Buchkritik

Ronya Othmann - Die Sommer

Stand
Autor/in
Carsten Otte

Der Debütroman der 1993 in München geborenen Autorin Ronya Othmann erzählt von der Zerrissenheit eines jesidischen Mädchens, das in Deutschland aufwächst, deren familiäre Wurzeln aber im kurdischen Teil Syriens liegen.

Leyla hat ihren Rucksack gepackt. Sie hat sich entschieden. Sie wird Deutschland verlassen, aufbrechen in ein anderes Leben. Während Leyla auf die Straßenbahn wartet, besucht sie im Kopf noch einmal das Haus der Großeltern im Norden Syriens.
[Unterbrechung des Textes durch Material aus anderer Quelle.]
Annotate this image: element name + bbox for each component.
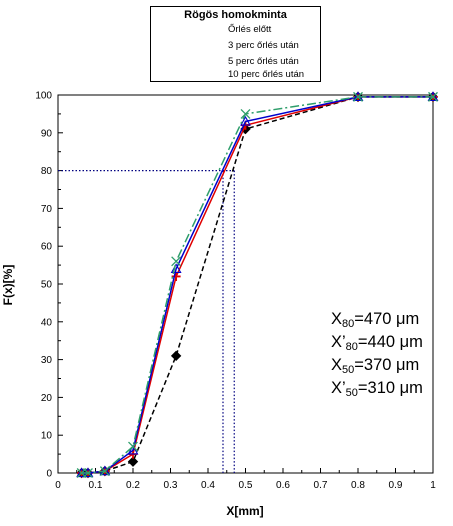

Denkt an die unbeschwerten Sommerferien, die sie dort Jahr für Jahr verbracht hat. Stellt sich die karge Landschaft vor, erkennt in der Ferne „eine Bergkette, die Grenze zur Türkei“.

Hätte ich damals schon gewusst, was noch kommt, dachte Leyla, ich hätte eine Kamera mitgenommen. Alle meine Sommer bei den Großeltern über hätte ich alles fotografiert. Jedes Haus, jeden Stein, jede Pflanze im Garten. (…) Ich hätte das getan, dachte Leyla, damit nichts jemals verloren gehen kann.

Was sich an dieser Grenze abgespielt hat, war der Genozid an den kurdischen Jesiden, jener uralten Glaubensgemeinschaft, die ursprünglich im nördlichen Irak, Nordsyrien und in der südöstlichen Türkei lebten.

Leyla erfährt von den Gräueltaten zunächst aus sicherer Distanz. Sie lebt in einem Ort bei München, und der Roman erzählt im Rückblick, warum sie mitten im syrischen Bürgerkrieg in die Heimat des Vaters reist.

Ein politisch relevanter Text, der leider erzähltechnisch überfrachtet und mindestens so zerrissen ist wie die schematisch gezeichnete Hauptfigur.